Pokemon Go has also seeped into official Comic-Con programming. During a question-and-answer session for the movie "Snowden" -- about the NSA contractor who leaked secrets about government spying -- director Oliver Stone described Pokemon Go as leading us toward "totalitarianism" because of all the data it collects on players. Comic-Con even made a last-minute change to its schedule, moving a panel with Niantic CEO John Hanke on Sunday from a small room to Hall H, the most coveted space at the convention reserved only for the biggest, e-ticket panels.

Pokemon Go is everywhere when you roam the streets, too. That's because there are riches to be had. Or, more accurately, Pokemon to be caught.

"I'm from Canada, and there are like four gyms in my town," says North Alton, a 20-year-old from Alberta who co-owns a comic store called Hangar 19. "You open the app here, and there are Pokemon everywhere."

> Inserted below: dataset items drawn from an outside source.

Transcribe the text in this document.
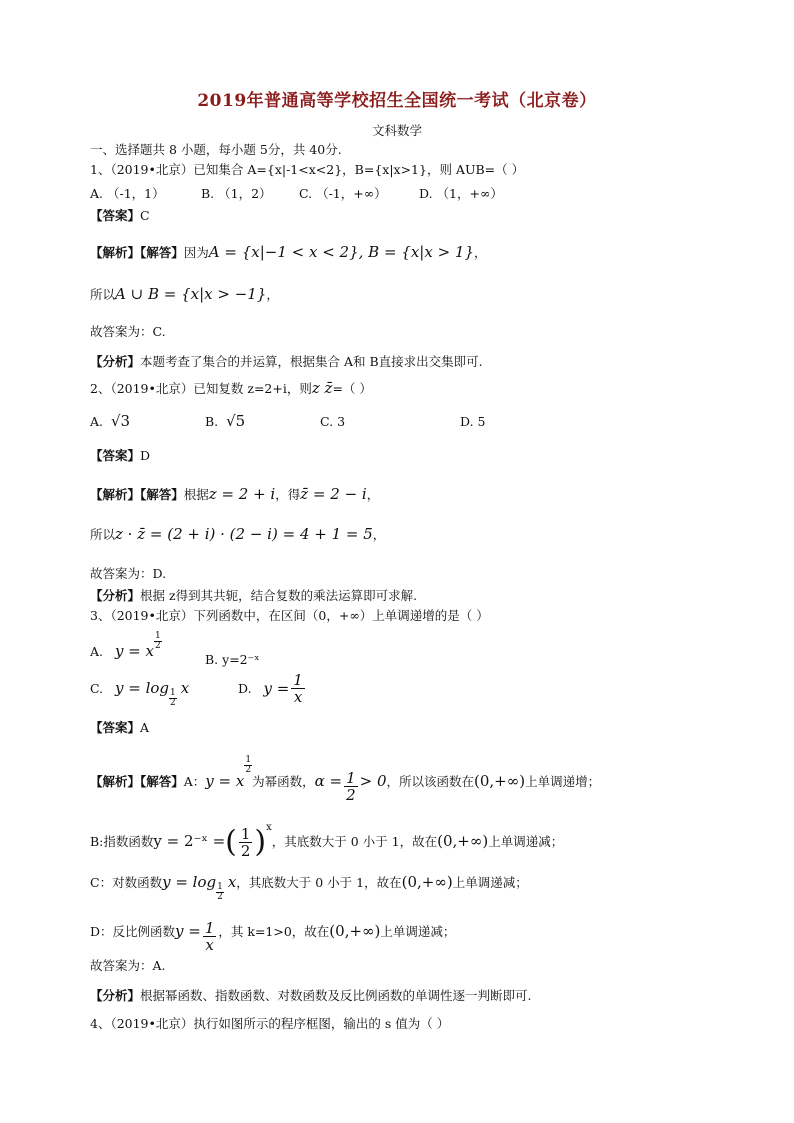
2019年普通高等学校招生全国统一考试（北京卷）
文科数学
一、选择题共 8 小题，每小题 5分，共 40分.
1、（2019•北京）已知集合 A={x|-1<x<2}，B={x|x>1}，则 AUB=（ ）
A. （-1，1）	B. （1，2） C. （-1，+∞）	D. （1，+∞）
【答案】C
【解析】【解答】因为A = {x|−1 < x < 2}, B = {x|x > 1}，
所以A ∪ B = {x|x > −1}，
故答案为：C.
【分析】本题考查了集合的并运算，根据集合 A和 B直接求出交集即可.
2、（2019•北京）已知复数 z=2+i，则z z̄=（ ）
A. √3	B. √5	C. 3	D. 5
【答案】D
【解析】【解答】根据z = 2 + i，得z̄ = 2 − i，
所以z · z̄ = (2 + i) · (2 − i) = 4 + 1 = 5，
故答案为：D.
【分析】根据 z得到其共轭，结合复数的乘法运算即可求解.
3、（2019•北京）下列函数中，在区间（0，+∞）上单调递增的是（ ）
A. y = x $\frac{1}{2}$
B. y=2⁻ˣ
C. y = log
$\frac{1}{2}$
x	D. $y = \frac{1}{x}$
【答案】A
【解析】【解答】A：y = x
$\frac{1}{2}$
为幂函数，$\alpha = \frac{1}{2} > 0$，所以该函数在(0,+∞)上单调递增；
B:指数函数y = 2⁻ˣ =( $\frac{1}{2} )^x$，其底数大于 0 小于 1，故在(0,+∞)上单调递减；
C：对数函数y = log
$\frac{1}{2}$
x，其底数大于 0 小于 1，故在(0,+∞)上单调递减；
D：反比例函数$y = \frac{1}{x}$ ，其 k=1>0，故在(0,+∞)上单调递减；
故答案为：A.
【分析】根据幂函数、指数函数、对数函数及反比例函数的单调性逐一判断即可.
4、（2019•北京）执行如图所示的程序框图，输出的 s 值为（ ）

When we first met on Thursday, Alton stopped every few feet for a Pokemon battle as we walked the radius of the convention center. He caught four Pokemon during our 10-minute walk. Other people told me they'd caught at least 50 Pokemon since they arrived at Comic Con. One player said he could catch a hundred in a day here, easy.

Alton says Comic-Con is the perfect place for the game.

"It's the atmosphere," he says. "You're allowed to do geeky stuff here."

A kinship

Back at the Dublin Square Pub, another group of Pokemon hunters has sauntered outside.

Wesley Rodriguez, 25, from Los Angeles, says part of the pull is nostalgia. He grew up playing the video game and is enjoying reliving the memories. He and his friends say it's also about the community. "You feel a kinship when you see another Pokemon player," he says.

His friend, Brea Zolletta, 24, chimes in. "Then you ask them what faction they are and you're like, 'Oh...'" she says, laughing.

As Rodriguez is leaving, he asks if I've played the game. I have. I say it's fun, but lament the toll it takes on my phone's battery. He pulls a portable phone battery from his pocket. "We've all got these," he says. "It's part of the movement, bro."